Does it make more sense to limit everyone to do a work-related task during his work shift and to do a non-work related task during his off-duty hours ?

For now, having this artificial division of tasks reduce the cpu usage.

Urwumpe commented 5 years ago

I think this division also makes sense for making it possible to make settlers balance conflicting needs. Work-Life-Balance maybe, but the best interests of the Mars Base are not always the best interests of the settler. During work, the needs of the base dominate, during off-duty, the personal needs dominate.

In theory for example, somebody could be working on two different scientific studies - one big work related with the available equipment of the base, another in his free time just for self realization.

Like: At work, the settler has to be what the mars colony wants him to be. Off-duty, the settler can be who he wants to be (maybe with some influence by the personality model, like some characters trying more to fit into the population, making the needs of others their own needs.)

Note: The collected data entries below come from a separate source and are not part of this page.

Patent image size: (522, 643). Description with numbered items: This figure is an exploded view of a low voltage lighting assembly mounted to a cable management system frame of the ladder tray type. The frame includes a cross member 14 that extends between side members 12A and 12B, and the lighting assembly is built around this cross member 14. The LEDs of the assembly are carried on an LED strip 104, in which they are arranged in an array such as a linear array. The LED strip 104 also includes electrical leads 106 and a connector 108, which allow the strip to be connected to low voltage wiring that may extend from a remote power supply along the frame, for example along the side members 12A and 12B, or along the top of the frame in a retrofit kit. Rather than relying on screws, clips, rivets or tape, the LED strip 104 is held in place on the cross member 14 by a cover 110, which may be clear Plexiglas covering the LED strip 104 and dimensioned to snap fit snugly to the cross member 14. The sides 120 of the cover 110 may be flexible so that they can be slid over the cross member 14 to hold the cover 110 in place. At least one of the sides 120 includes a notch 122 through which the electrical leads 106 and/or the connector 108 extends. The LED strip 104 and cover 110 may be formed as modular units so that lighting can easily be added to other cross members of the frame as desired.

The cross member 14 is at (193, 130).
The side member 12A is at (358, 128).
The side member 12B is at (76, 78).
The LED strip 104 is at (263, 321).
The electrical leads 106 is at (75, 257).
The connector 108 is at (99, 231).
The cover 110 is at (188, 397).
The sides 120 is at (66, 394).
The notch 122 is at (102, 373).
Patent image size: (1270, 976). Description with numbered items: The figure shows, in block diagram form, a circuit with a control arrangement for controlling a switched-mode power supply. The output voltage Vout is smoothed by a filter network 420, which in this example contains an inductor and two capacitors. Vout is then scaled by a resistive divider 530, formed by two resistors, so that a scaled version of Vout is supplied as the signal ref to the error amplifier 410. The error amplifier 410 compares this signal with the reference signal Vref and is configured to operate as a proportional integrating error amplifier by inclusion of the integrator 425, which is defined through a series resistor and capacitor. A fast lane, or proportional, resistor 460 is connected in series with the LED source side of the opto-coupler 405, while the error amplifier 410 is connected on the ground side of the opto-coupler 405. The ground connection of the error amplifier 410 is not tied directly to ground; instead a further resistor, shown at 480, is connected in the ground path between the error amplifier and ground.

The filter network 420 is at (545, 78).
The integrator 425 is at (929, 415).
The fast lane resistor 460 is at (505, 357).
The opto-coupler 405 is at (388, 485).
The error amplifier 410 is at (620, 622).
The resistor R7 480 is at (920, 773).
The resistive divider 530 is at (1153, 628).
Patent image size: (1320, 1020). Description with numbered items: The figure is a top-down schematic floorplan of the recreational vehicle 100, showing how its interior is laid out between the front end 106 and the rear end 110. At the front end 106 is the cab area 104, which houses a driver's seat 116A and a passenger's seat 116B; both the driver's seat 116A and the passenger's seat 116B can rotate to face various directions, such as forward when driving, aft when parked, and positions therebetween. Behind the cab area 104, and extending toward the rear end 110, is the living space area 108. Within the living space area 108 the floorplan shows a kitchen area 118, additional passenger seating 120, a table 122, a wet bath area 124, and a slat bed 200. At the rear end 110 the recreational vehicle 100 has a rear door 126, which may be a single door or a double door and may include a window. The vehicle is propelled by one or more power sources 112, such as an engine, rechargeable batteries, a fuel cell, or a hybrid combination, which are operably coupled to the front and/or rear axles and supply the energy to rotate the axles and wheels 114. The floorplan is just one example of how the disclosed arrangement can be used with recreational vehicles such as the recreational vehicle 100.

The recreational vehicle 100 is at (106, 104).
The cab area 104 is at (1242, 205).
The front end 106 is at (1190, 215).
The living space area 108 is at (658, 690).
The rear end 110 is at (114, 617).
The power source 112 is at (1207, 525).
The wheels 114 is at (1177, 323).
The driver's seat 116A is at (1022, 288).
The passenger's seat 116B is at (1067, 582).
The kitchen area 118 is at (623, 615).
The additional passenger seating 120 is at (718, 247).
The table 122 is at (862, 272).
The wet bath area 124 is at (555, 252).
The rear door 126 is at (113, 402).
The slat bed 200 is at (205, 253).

Urwumpe commented 5 years ago

Also, about Q1: I would not limit those categories now. Especially since this can still change a lot while the commander mode is developed.

Q2: Right now, I see primarily organisational tasks missing there. Assigning people to functions for example. Declaring emergency would be a good start as well.

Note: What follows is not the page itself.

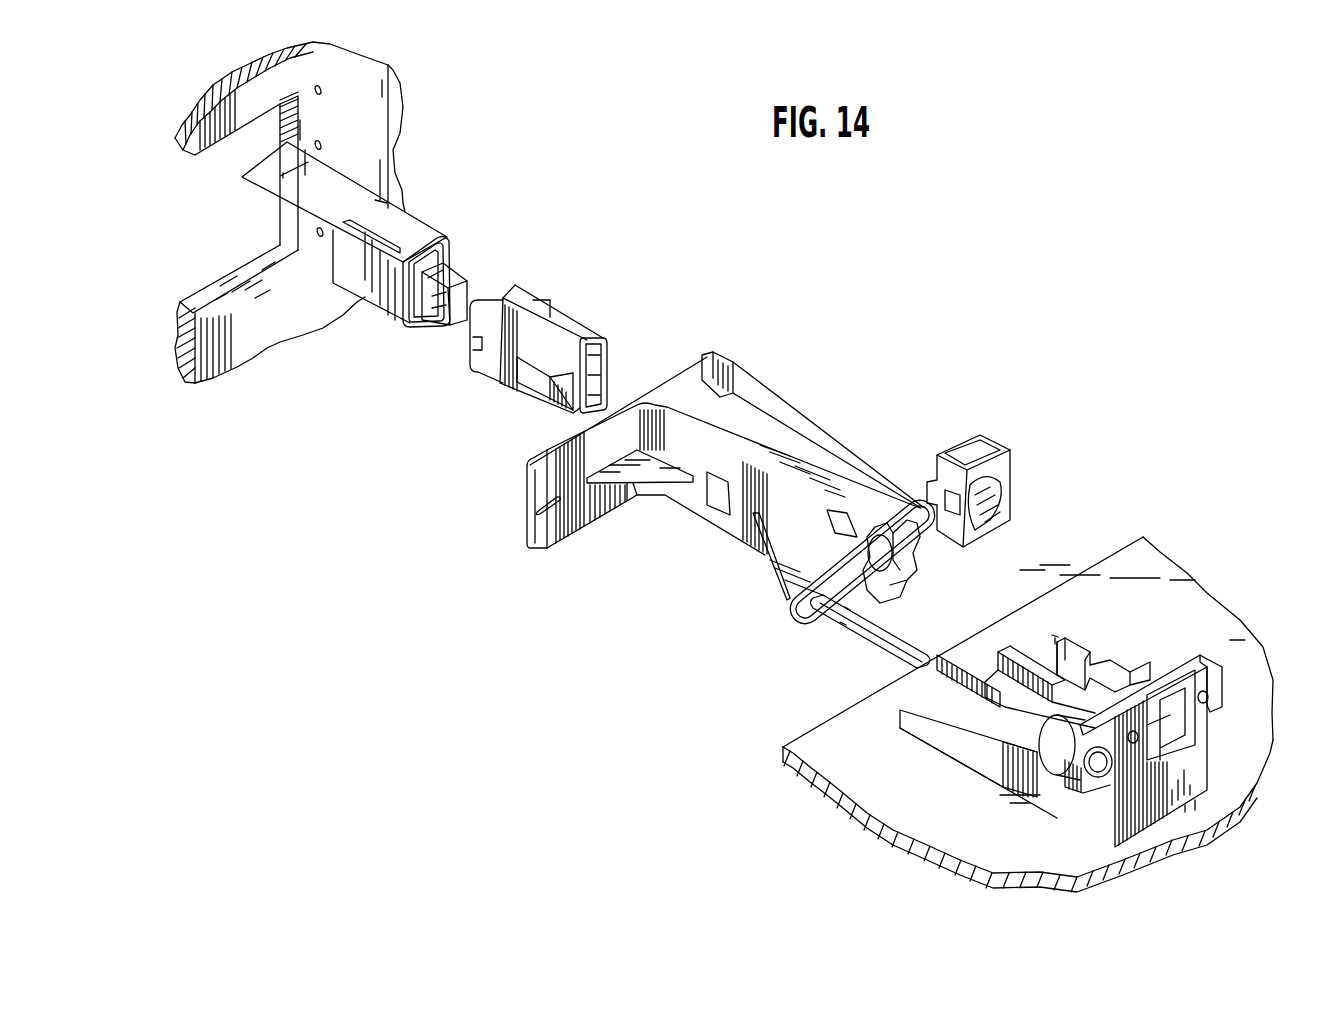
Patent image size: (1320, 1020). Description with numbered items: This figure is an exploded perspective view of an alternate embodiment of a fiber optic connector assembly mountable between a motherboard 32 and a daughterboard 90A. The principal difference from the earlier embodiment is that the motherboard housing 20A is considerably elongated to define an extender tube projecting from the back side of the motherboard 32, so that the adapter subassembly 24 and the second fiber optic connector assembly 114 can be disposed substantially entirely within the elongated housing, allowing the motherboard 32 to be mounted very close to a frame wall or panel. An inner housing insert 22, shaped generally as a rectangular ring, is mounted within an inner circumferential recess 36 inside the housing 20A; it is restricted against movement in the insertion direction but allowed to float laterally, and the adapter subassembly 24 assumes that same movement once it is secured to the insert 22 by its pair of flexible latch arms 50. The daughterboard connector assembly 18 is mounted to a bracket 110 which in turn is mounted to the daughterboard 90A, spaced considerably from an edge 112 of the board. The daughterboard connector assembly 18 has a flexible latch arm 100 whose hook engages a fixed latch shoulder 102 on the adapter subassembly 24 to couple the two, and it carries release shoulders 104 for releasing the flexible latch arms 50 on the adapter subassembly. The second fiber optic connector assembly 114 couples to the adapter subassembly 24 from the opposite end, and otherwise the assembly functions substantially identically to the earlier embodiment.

For a more generic approach, I would maybe add a "use application" there for allowing player and NPCs to interact with software tools for more complex tasks. We would then need a human interface model for the PC and a flexible DSL for the NPCs, which is used by the NPC task that embedds the "use application" task.

mokun commented 5 years ago

We would then need a human interface model for the PC and a flexible DSL for the NPCs, which is used by the NPC task that embedds the "use application" task.

Yes. It's cumbersome to create a new tasks right now. And we already have 50+ class that extend the MetaTask and ~55+ class that extend the Task.

This would be fun to create a flexible DSL for executing tasks, instead of hard-coding each detail step and having a lot of boilerplate codes.

Let's open a new thread and discuss specifically how we may do it.

shirishag75 commented 5 years ago

+1 to the above. Right now it is cumbersome to do tasks. Btw I don't remember if mars-sim is python3-compatible or not. Debian is removing python2 altogether in the near future, so mars-sim would have to be only python3 compatible.

See https://bugs.debian.org/cgi-bin/bugreport.cgi?bug=931659 for more info.

Edit : I know we are dependant on java 11 or java 12 as and when it comes, but dunno if there are any python stuff in it or not. If it is, then the above is for that.

Urwumpe commented 5 years ago

Not that I know that some python exists. Should we ever include a scripting language, I would vote against Python. While it has some advantages, refactoring Python is a terrible job.

shirishag75 commented 5 years ago

do agree with the above.

mokun commented 5 years ago

Nay we don't use python in mars-sim.

So does debian support openjfx 11 now ?

shirishag75 commented 5 years ago

I dunno if it supports or not but yeah, we do have openjfx 11 now.

$ apt-cache policy libopenjfx-java 
libopenjfx-java:
  Installed: 11.0.2+1-1
  Candidate: 11.0.2+1-1
  Version table:
 *** 11.0.2+1-1 900
        900 http://cdn-fastly.deb.debian.org/debian testing/main amd64 Packages
        100 http://cdn-fastly.deb.debian.org/debian unstable/main amd64 Packages
        100 /var/lib/dpkg/status

As can be seen it is installed See http://paste.debian.net/1095932/ for more details as to how it is set up exactly.

mokun commented 4 years ago

Just added a Policy tab yesterday.

As you can see inside, there are only 2 options regarding Trading Mission for now.